De acordo com a coordenadora de índices de preços do IBGE, Eulina Nunes dos Santos, a maioria dos alimentos mostrou redução nos preços de julho para agosto, com destaque para o tomate (de 10,59% em julho para -36,91% em agosto), a batata inglesa (de -6,4% para -6,55%) e o feijão mulatinho (de -2,12% para -6,46%). Além disso, mesmo os produtos com alta nos preços desaceleram os reajustes, como a carne, cuja alta passou de 4,35% em julho para 0,56% em agosto.

Eulina destacou, entretanto, que apesar das deflações em agosto, a maior parte dos produtos alimentícios continua apresentando variações positivas muito elevadas no acumulado do ano até agosto.
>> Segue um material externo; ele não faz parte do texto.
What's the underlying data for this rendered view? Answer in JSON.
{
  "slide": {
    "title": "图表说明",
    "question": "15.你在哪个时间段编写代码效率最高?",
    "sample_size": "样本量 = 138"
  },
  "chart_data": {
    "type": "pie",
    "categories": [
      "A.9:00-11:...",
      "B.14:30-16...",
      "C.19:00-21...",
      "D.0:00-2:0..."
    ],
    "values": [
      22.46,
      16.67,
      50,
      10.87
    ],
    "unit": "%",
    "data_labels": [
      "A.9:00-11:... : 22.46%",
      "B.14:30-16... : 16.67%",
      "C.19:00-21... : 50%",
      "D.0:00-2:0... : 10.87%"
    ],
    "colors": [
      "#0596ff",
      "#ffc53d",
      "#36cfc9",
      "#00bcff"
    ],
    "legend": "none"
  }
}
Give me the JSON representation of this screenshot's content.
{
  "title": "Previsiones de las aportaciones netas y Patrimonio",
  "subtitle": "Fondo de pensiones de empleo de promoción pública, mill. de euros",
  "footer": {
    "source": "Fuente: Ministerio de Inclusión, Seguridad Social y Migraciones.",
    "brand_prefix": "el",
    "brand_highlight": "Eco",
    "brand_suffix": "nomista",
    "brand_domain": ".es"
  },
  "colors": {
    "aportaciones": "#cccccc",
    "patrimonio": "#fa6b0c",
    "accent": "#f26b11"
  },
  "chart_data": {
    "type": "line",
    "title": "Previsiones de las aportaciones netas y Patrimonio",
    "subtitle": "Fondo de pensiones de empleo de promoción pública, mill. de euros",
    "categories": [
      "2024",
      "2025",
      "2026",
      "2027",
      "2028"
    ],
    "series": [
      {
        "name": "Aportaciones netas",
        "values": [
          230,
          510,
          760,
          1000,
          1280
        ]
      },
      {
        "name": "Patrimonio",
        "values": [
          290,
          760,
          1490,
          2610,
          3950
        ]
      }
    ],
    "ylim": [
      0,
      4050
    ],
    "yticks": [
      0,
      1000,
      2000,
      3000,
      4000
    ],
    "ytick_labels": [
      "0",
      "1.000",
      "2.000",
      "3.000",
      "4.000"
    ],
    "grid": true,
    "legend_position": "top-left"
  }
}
Com isso, segundo Eulina, “não dá para garantir” que os alimentos não possam vir a ter os preços pressionados novamente. Ela lembrou que mesmo com a deflação registrada em agosto, os produtos alimentícios acumulam alta de 9,58% no ano e de 13,54% em 12 meses até o mês passado.

Os produtos não alimentícios, com alta de 0,42% em agosto, contribuíram com 0,32 ponto porcentual para o IPCA do mês passado, de 0,28%, enquanto os alimentos, que registraram deflação de 0,18% deram contribuição negativa de -0,04 ponto para o índice mensal.

Eulina Santos observou que a alta do grupo de não alimentícios reflete uma concentração de reajustes de preços administrados ou controlados em agosto. A liderança de aumento ficou com o telefone fixo (2,27%). Houve aumentos importantes também na energia elétrica (1,03%) e tarifas de água e esgoto (1,57%).

INPC

O Índice Nacional de Preços ao Consumidor (INPC), utilizado como referência para reajustes salariais, também desacelerou, passando de 0,58% em julho para 0,21% em agosto. Com isso, o INPC acumula no ano alta de 5,09% e, nos últimos 12 meses, variação de 7,15%.

Na Grande Curitiba, também houve queda, de 0,78% em julho para -0,10% em agosto. No ano, o INPC acumula alta de 5,15%. O INPC da Grande Curitiba em agosto foi o segundo menor do País; o menor foi em Salvador (-0,14%).